Examples, Tutorials & Datasets
There are several well-known datasets and associated deep learning problems that the community has developed over the years, which are often used by beginners to understand the basics of deep learning methods and by algorithm developers seeking to test out new methods on well-studied benchmarks. These datasets are also often used in online tutorials demonstrating deep learning methods and software. Perhaps the most well-known of these is MNIST, a dataset of images of handwritten digits (i.e., the decimal digits 0 through 9) along with associated labels, which is something like the "Hello, world" problem of machine learning. The FashionMNIST dataset is inspired by MNIST, but includes a set of labeled images of different types of clothing that are to be classified, instead of digits.
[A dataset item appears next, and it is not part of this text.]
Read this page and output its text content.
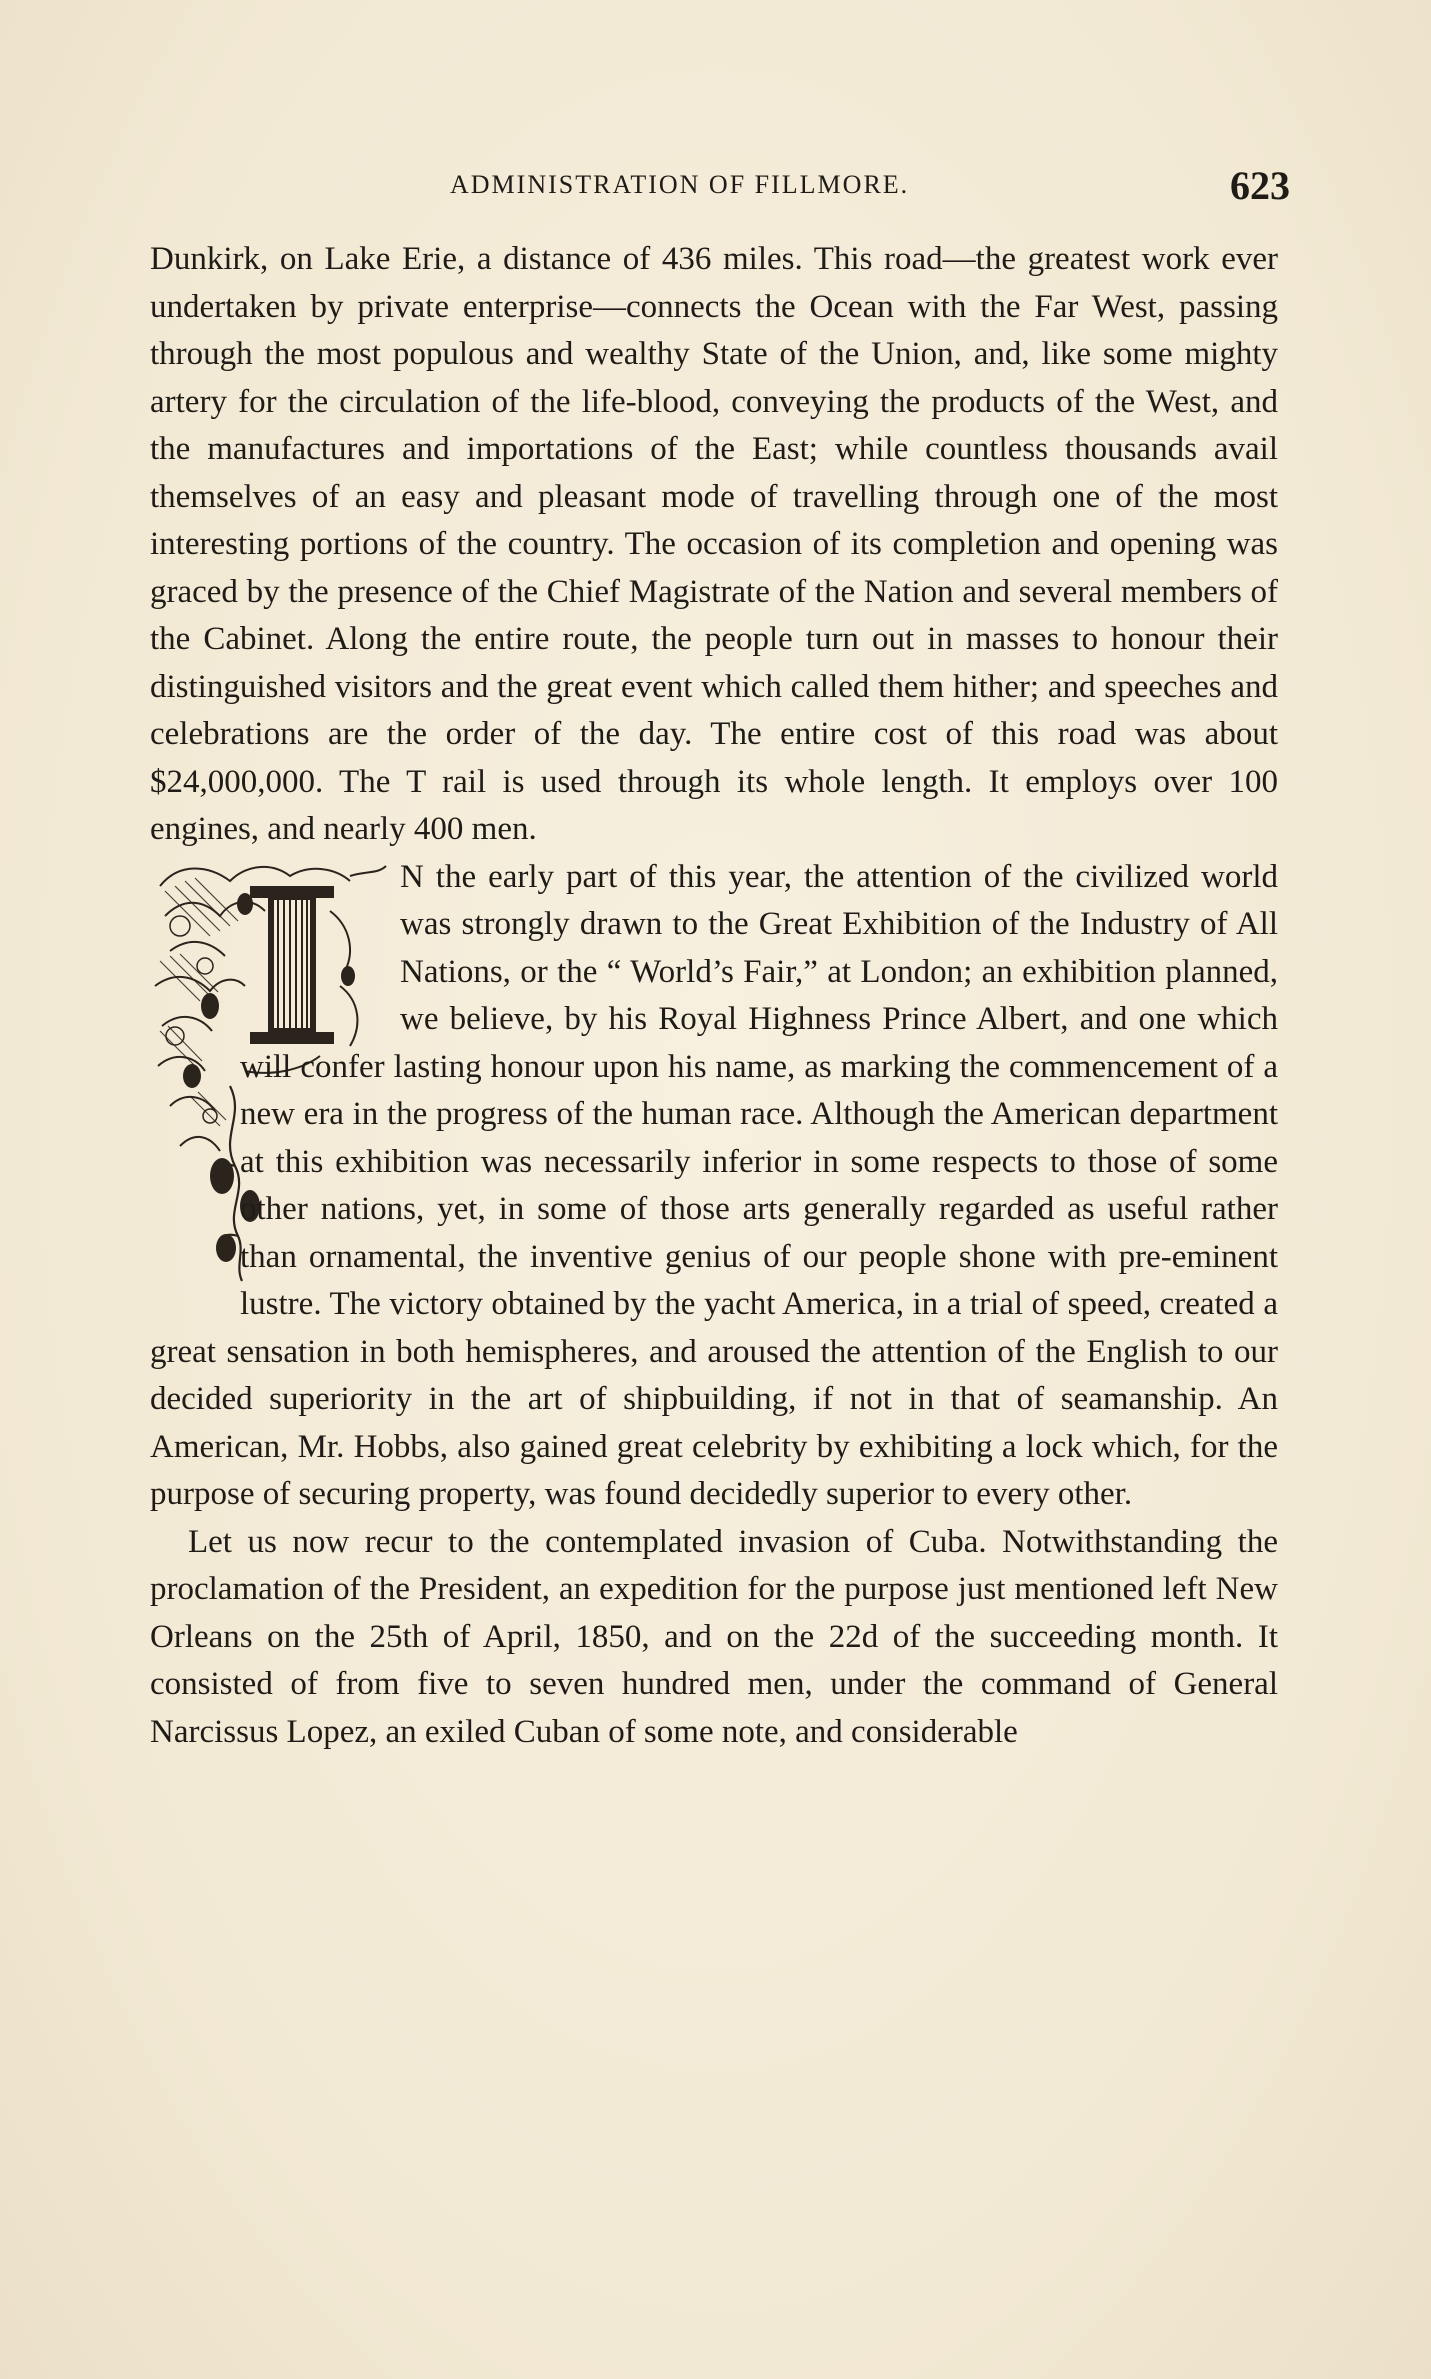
ADMINISTRATION OF FILLMORE.	623

Dunkirk, on Lake Erie, a distance of 436 miles. This road—the greatest work ever undertaken by private enterprise—connects the Ocean with the Far West, passing through the most populous and wealthy State of the Union, and, like some mighty artery for the circulation of the life-blood, conveying the products of the West, and the manufactures and importations of the East; while countless thousands avail themselves of an easy and pleasant mode of travelling through one of the most interesting portions of the country. The occasion of its completion and opening was graced by the presence of the Chief Magistrate of the Nation and several members of the Cabinet. Along the entire route, the people turn out in masses to honour their distinguished visitors and the great event which called them hither; and speeches and celebrations are the order of the day. The entire cost of this road was about $24,000,000. The T rail is used through its whole length. It employs over 100 engines, and nearly 400 men.

N the early part of this year, the attention of the civilized world was strongly drawn to the Great Exhibition of the Industry of All Nations, or the “ World’s Fair,” at London; an exhibition planned, we believe, by his Royal Highness Prince Albert, and one which will confer lasting honour upon his name, as marking the commencement of a new era in the progress of the human race. Although the American department at this exhibition was necessarily inferior in some respects to those of some other nations, yet, in some of those arts generally regarded as useful rather than ornamental, the inventive genius of our people shone with pre-eminent lustre. The victory obtained by the yacht America, in a trial of speed, created a great sensation in both hemispheres, and aroused the attention of the English to our decided superiority in the art of shipbuilding, if not in that of seamanship. An American, Mr. Hobbs, also gained great celebrity by exhibiting a lock which, for the purpose of securing property, was found decidedly superior to every other.

Let us now recur to the contemplated invasion of Cuba. Notwithstanding the proclamation of the President, an expedition for the purpose just mentioned left New Orleans on the 25th of April, 1850, and on the 22d of the succeeding month. It consisted of from five to seven hundred men, under the command of General Narcissus Lopez, an exiled Cuban of some note, and considerable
Both the TensorFlow/Keras and PyTorch websites provide online tutorials using MNIST/FashionMNIST to illustrate the use of their software, such as:
- TensorFlow 2 quickstart for beginners using MNIST
- TensorFlow/Keras example of Convolutional Network (convnet) for MNIST
- TensorFlow/Keras tutorial using FashionMNIST
- PyTorch quickstart tutorial using FashionMNIST
In addition to MNIST and FashionMNIST, both TensorFlow and PyTorch include other widely used datasets that might be of interest to you in your deep learning research. In addition to the underlying data, these packages also provide convenient APIs to load the data into your programs. TensorFlow bundles up all of its prepackaged data in a single package, whereas PyTorch separates them into multiple packages based on the types of data involved:
Perhaps you already have a working deep learning code — using TensorFlow/Keras, PyTorch, or some other package — and you're mainly interested in figuring how to run your code using TACC resources. Of course, if you are working with your own data which is not already prepackaged, you will need to figure out how to import the data in the correct format for further processing. But examining some of the prepackaged data might be helpful even in that process.